The little copper-colored Cossack seemed to me to be no man, but something much more significant—a legendary being, better and on a higher plane than ordinary people. I could not talk to him. When he asked me a question I smiled blissfully and remained shyly silent. I was ready to follow him anywhere, silently and humbly, like a dog. All I wanted was to see him often, and to hear him sing.


[CHAPTER VIII]

When the snows came, grandfather once more took me to grandmother's sister.

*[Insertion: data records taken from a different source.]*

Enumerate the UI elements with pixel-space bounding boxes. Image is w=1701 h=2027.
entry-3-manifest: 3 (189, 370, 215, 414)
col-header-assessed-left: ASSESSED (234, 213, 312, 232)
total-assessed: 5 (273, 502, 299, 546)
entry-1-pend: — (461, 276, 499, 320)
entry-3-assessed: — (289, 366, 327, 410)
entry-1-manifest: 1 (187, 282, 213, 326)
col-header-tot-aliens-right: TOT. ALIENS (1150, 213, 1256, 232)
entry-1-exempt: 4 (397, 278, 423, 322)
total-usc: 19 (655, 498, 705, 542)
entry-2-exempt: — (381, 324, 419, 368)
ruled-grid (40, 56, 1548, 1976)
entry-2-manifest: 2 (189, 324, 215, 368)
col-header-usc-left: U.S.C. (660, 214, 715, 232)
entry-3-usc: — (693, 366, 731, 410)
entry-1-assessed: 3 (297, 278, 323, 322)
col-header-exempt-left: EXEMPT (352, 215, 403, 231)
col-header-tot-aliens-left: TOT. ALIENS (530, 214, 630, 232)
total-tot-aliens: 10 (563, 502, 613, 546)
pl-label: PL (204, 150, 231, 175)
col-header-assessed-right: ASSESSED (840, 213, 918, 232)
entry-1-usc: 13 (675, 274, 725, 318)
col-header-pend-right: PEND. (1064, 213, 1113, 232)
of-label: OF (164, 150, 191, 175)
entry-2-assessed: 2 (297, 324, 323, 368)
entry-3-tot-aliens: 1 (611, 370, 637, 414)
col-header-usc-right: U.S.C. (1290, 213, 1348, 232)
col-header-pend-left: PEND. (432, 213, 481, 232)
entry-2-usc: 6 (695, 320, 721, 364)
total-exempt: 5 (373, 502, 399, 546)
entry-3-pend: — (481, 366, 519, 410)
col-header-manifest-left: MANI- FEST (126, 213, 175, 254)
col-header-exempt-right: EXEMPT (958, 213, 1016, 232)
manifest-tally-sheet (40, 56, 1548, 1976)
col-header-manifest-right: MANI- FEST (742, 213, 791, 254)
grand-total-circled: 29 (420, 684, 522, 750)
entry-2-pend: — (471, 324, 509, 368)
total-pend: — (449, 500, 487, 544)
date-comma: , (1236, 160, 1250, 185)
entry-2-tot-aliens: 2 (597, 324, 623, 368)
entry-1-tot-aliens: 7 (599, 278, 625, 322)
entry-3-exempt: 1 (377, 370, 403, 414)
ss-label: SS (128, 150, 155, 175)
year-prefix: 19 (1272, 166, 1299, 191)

"It will do you no harm," he said to me.

I seemed to have had a wonderful lot of experience during the summer. I felt that I had grown older and cleverer, and the dullness of my master's house seemed worse than ever. They fell ill as often as ever, upsetting their stomachs with offensive poisons, and giving one another detailed accounts of the progress of their illnesses. The old woman prayed to God in the same terrible and malignant way. The young mistress had grown thin, but she moved about just as pompously and slowly as when she was expecting her child. When she stitched at the baby-clothes she always sang the same song softly to herself:

"Spiria, Spiria, Spiridon,
Spiria, my little brother,
I will sit in the sledge myself
And Spiria on the foot-board."

If any one went into the room she left off singing at once and cried angrily:

"What do you want?"

I fully believed that she knew no other song but that.